Inoltre, l’iniziativa si inserisce all’interno di un altro contesto molto più ampio, che riguarda il ddl Sicurezza, in discussione al Senato. Questo prevede altre misure a tutela delle forze dell’ordine, come pene più severe per chi si oppone ai pubblici ufficiali, l’introduzione di un reato specifico per le lesioni subite dagli agenti e l’acquisto di bodycam per migliorare la trasparenza delle operazioni. A ciò si dovrebbe aggiungere anche il patrocinio legale gratuito agli agenti coinvolti in procedimenti penali legati al loro servizio, insieme all’idea avanzata da FdI che vorrebbe introdurre un nuovo tipo di reato: il “terrorismo di piazza”, pensato per contrastare in maniera ancora più dura le manifestazioni che sfociano nella violenza.

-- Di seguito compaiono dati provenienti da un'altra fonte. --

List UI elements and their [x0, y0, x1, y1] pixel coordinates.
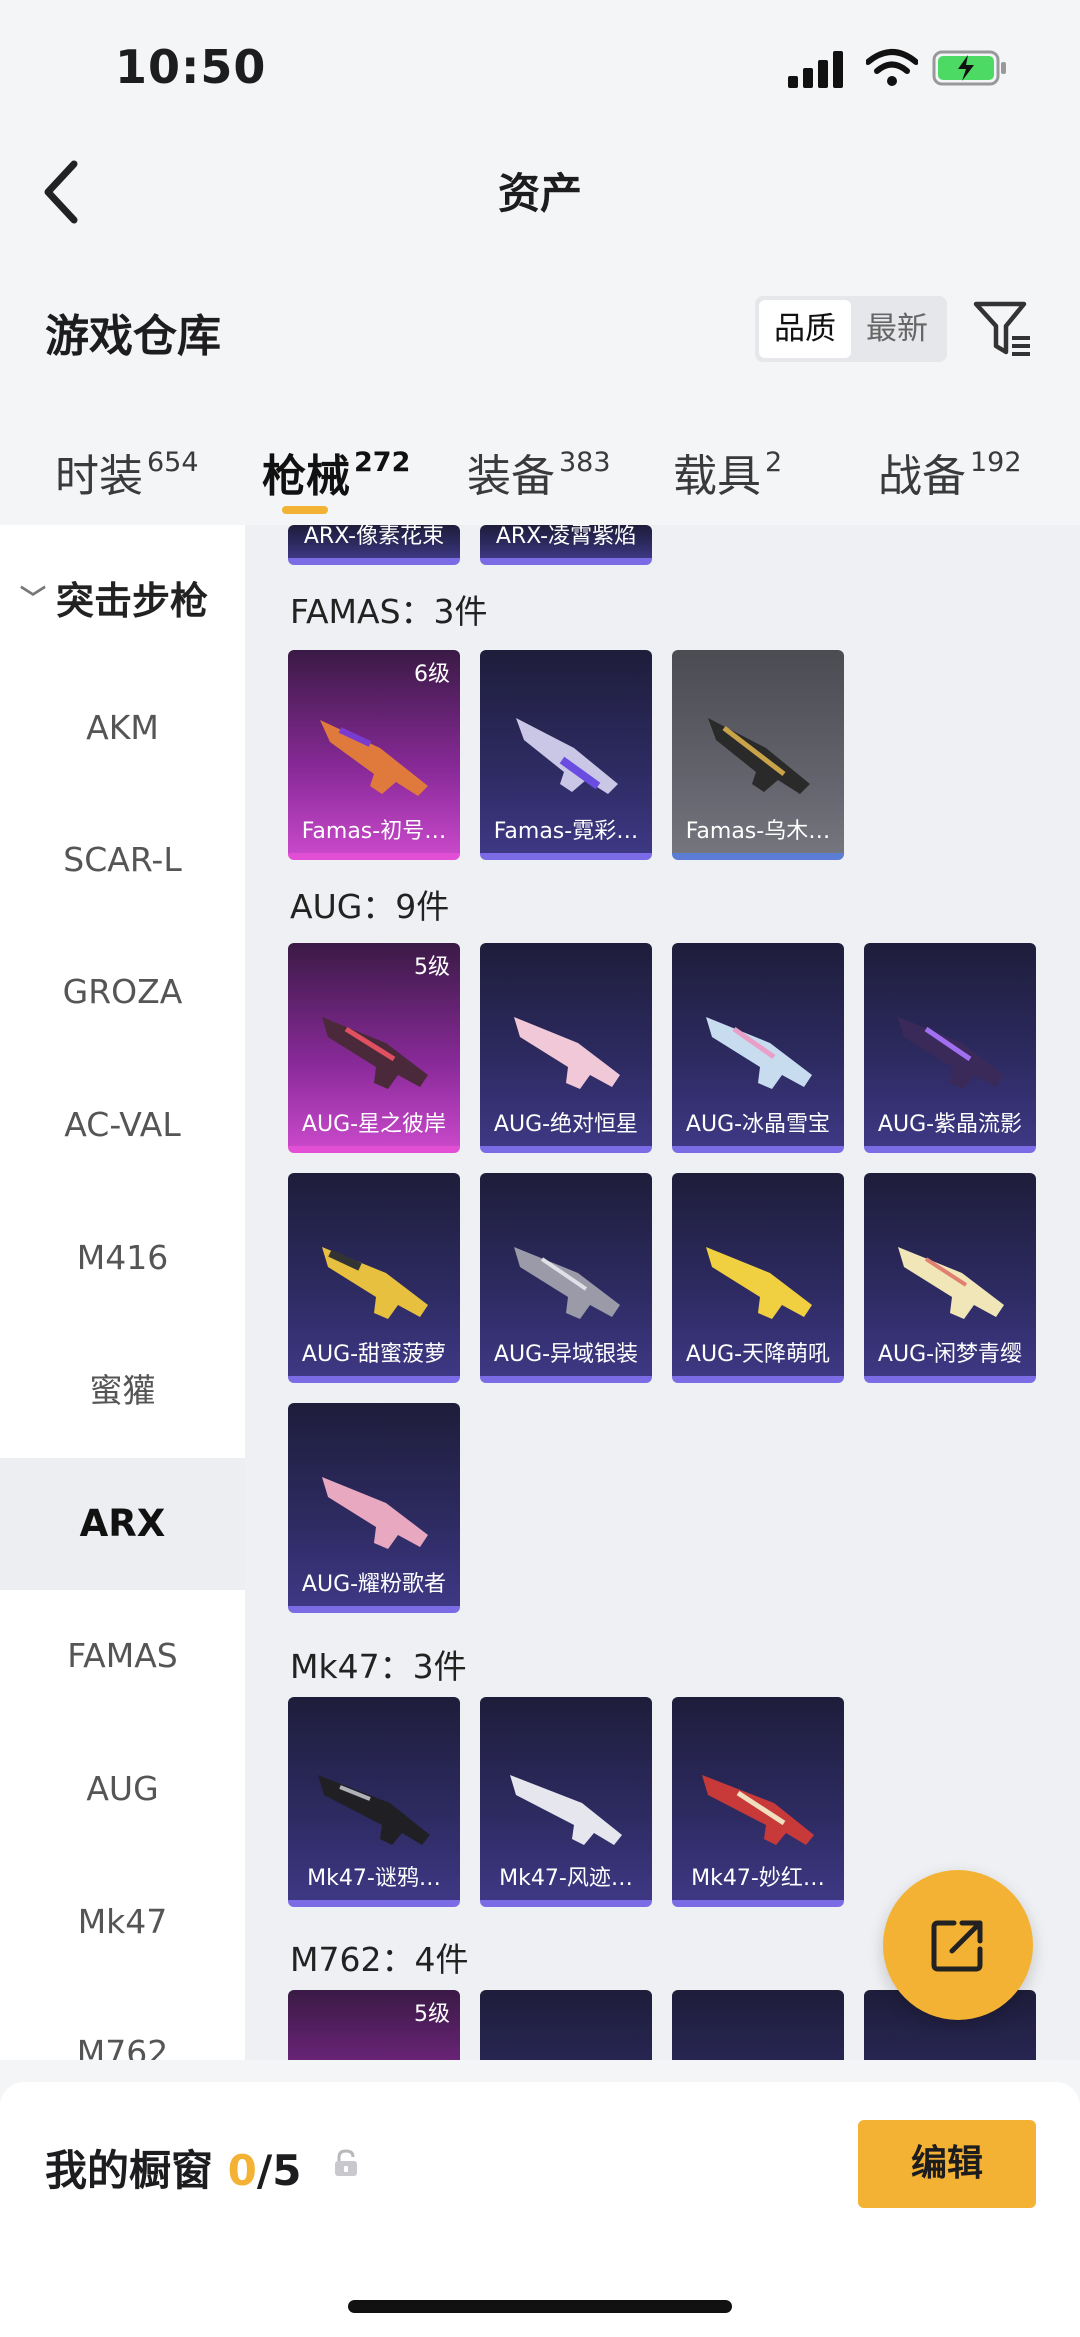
- edit-button[interactable]: 编辑: [858, 2120, 1036, 2208]
- section-title-famas: FAMAS：3件: [290, 592, 488, 631]
- skin-card[interactable]: 5级: [288, 1990, 460, 2060]
- sidebar-item-scar-l[interactable]: SCAR-L: [0, 794, 245, 926]
- skin-card[interactable]: [672, 1990, 844, 2060]
- sidebar-item-arx[interactable]: ARX: [0, 1458, 245, 1590]
- sidebar-item-famas[interactable]: FAMAS: [0, 1590, 245, 1722]
- status-bar: 10:50: [0, 0, 1080, 130]
- skin-card[interactable]: AUG-紫晶流影: [864, 943, 1036, 1153]
- showcase-count: 0: [227, 2146, 257, 2195]
- rifle-icon: [516, 718, 618, 794]
- section-title-mk47: Mk47：3件: [290, 1647, 467, 1686]
- rifle-icon: [702, 1775, 814, 1845]
- skin-card[interactable]: AUG-甜蜜菠萝: [288, 1173, 460, 1383]
- chevron-down-icon: ﹀: [20, 585, 47, 615]
- level-badge: 5级: [414, 2002, 450, 2027]
- skin-card[interactable]: AUG-闲梦青缨: [864, 1173, 1036, 1383]
- skin-card[interactable]: 6级 Famas-初号…: [288, 650, 460, 860]
- skin-card[interactable]: Mk47-妙红…: [672, 1697, 844, 1907]
- skin-card[interactable]: 5级 AUG-星之彼岸: [288, 943, 460, 1153]
- signal-icon: [788, 50, 844, 88]
- skin-card[interactable]: Mk47-风迹…: [480, 1697, 652, 1907]
- filter-icon[interactable]: [972, 298, 1032, 360]
- tab-guns[interactable]: 枪械 272: [262, 440, 410, 504]
- tab-supplies[interactable]: 战备 192: [878, 440, 1022, 504]
- sort-toggle: 品质 最新: [755, 296, 947, 362]
- rifle-icon: [898, 1017, 1004, 1089]
- skin-card[interactable]: Famas-乌木…: [672, 650, 844, 860]
- skin-card[interactable]: Famas-霓彩…: [480, 650, 652, 860]
- section-title-aug: AUG：9件: [290, 887, 450, 926]
- skin-card[interactable]: ARX-像素花束: [288, 525, 460, 565]
- rifle-icon: [320, 720, 428, 796]
- skin-card[interactable]: AUG-异域银装: [480, 1173, 652, 1383]
- level-badge: 6级: [414, 662, 450, 687]
- share-icon: [931, 1920, 983, 1972]
- rifle-icon: [706, 1247, 812, 1319]
- showcase-label: 我的橱窗 0/5: [45, 2146, 302, 2195]
- level-badge: 5级: [414, 955, 450, 980]
- home-indicator[interactable]: [348, 2300, 732, 2313]
- page-title: 资产: [497, 169, 582, 218]
- warehouse-header: 游戏仓库 品质 最新: [0, 280, 1080, 380]
- skin-card[interactable]: ARX-凌霄紫焰: [480, 525, 652, 565]
- tab-equipment[interactable]: 装备 383: [467, 440, 611, 504]
- sidebar-item-m416[interactable]: M416: [0, 1192, 245, 1324]
- rifle-icon: [514, 1247, 620, 1319]
- sidebar-item-groza[interactable]: GROZA: [0, 926, 245, 1058]
- share-button[interactable]: [883, 1870, 1033, 2020]
- sidebar-item-m762[interactable]: M762: [0, 1987, 245, 2060]
- category-tabs: 时装 654 枪械 272 装备 383 载具 2 战备 192: [0, 420, 1080, 520]
- sidebar-group-assault-rifles[interactable]: ﹀ 突击步枪: [20, 570, 208, 625]
- rifle-icon: [514, 1017, 620, 1089]
- sidebar-item-akm[interactable]: AKM: [0, 662, 245, 794]
- rifle-icon: [706, 1017, 812, 1089]
- rifle-icon: [322, 1247, 428, 1319]
- sidebar-item-honey-badger[interactable]: 蜜獾: [0, 1325, 245, 1457]
- showcase-bar: 我的橱窗 0/5 编辑: [0, 2082, 1080, 2337]
- lock-icon: [335, 2149, 357, 2176]
- tab-outfits[interactable]: 时装 654: [55, 440, 199, 504]
- tab-vehicles[interactable]: 载具 2: [673, 440, 782, 504]
- rifle-icon: [322, 1017, 428, 1089]
- status-time: 10:50: [115, 40, 267, 94]
- skin-card[interactable]: AUG-冰晶雪宝: [672, 943, 844, 1153]
- warehouse-title: 游戏仓库: [45, 311, 221, 362]
- rifle-icon: [898, 1247, 1004, 1319]
- rifle-icon: [322, 1477, 428, 1549]
- sidebar-item-aug[interactable]: AUG: [0, 1723, 245, 1855]
- skin-card[interactable]: AUG-天降萌吼: [672, 1173, 844, 1383]
- weapon-sidebar: ﹀ 突击步枪 AKM SCAR-L GROZA AC-VAL M416 蜜獾 AR…: [0, 525, 245, 2060]
- wifi-icon: [866, 49, 918, 86]
- skin-card[interactable]: AUG-绝对恒星: [480, 943, 652, 1153]
- weapon-grid: ARX-像素花束 ARX-凌霄紫焰 FAMAS：3件 6级 Famas-初号… …: [245, 525, 1080, 2060]
- rifle-icon: [510, 1775, 622, 1845]
- sort-quality-button[interactable]: 品质: [759, 300, 851, 358]
- skin-card[interactable]: Mk47-谜鸦…: [288, 1697, 460, 1907]
- sidebar-item-mk47[interactable]: Mk47: [0, 1856, 245, 1988]
- sort-latest-button[interactable]: 最新: [851, 300, 943, 358]
- battery-icon: [932, 50, 1006, 86]
- rifle-icon: [318, 1775, 430, 1845]
- nav-bar: 资产: [0, 130, 1080, 250]
- rifle-icon: [708, 718, 810, 794]
- active-tab-indicator: [282, 506, 328, 514]
- skin-card[interactable]: [480, 1990, 652, 2060]
- skin-card[interactable]: AUG-耀粉歌者: [288, 1403, 460, 1613]
- sidebar-item-ac-val[interactable]: AC-VAL: [0, 1059, 245, 1191]
- section-title-m762: M762：4件: [290, 1940, 469, 1979]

Contestualmente alle polemiche che si sono innescate a seguito di quest’ultima mossa intrapresa dal governo, si è acceso anche il dibattito politico. Il ministro dell’Interno, Matteo Piantedosi ha parlato di “importanti tutele aggiuntive a quello che è il lavoro complicato delle forze dell’ordine”. Mentre - ha reso noto l’Ansa - l’ex ministro del Lavoro ed esponente Pd Andrea Orlando ha parlato di “prove generali per uno Stato di polizia”. Tornando alle dichiarazioni rilasciate al Fatto Quotidiano da Roberto Settembre, l’ex magistrato ha specificato che, dopo gli eventi del G8 a Genova, l’abuso di potere ha lasciato cicatrici profonde nel Paese, che rendono ancora più difficile ricostruire un clima di fiducia. Lo “scudo penale” non farebbe altro che aggravare ulteriormente questa situazione, finendo col sostituire la fiducia con il timore. E i segnali già ci sono. “Vedo che ci stiamo spesso allontanando dallo stato di diritto - ha spiegato Settembre -. È successo anche nel caso dell’iraniano Abedini, con il ministro della Giustizia Carlo Nordio che ha deciso la sorte dell’ingegnere prima ancora che la magistratura si pronunciasse. Oltre a un affievolimento dello stato di diritto e del principio di responsabilità - ha aggiunto l’ex magistrato - mi preoccupa molto il venire meno dell’obbligatorietà dell’azione penale”.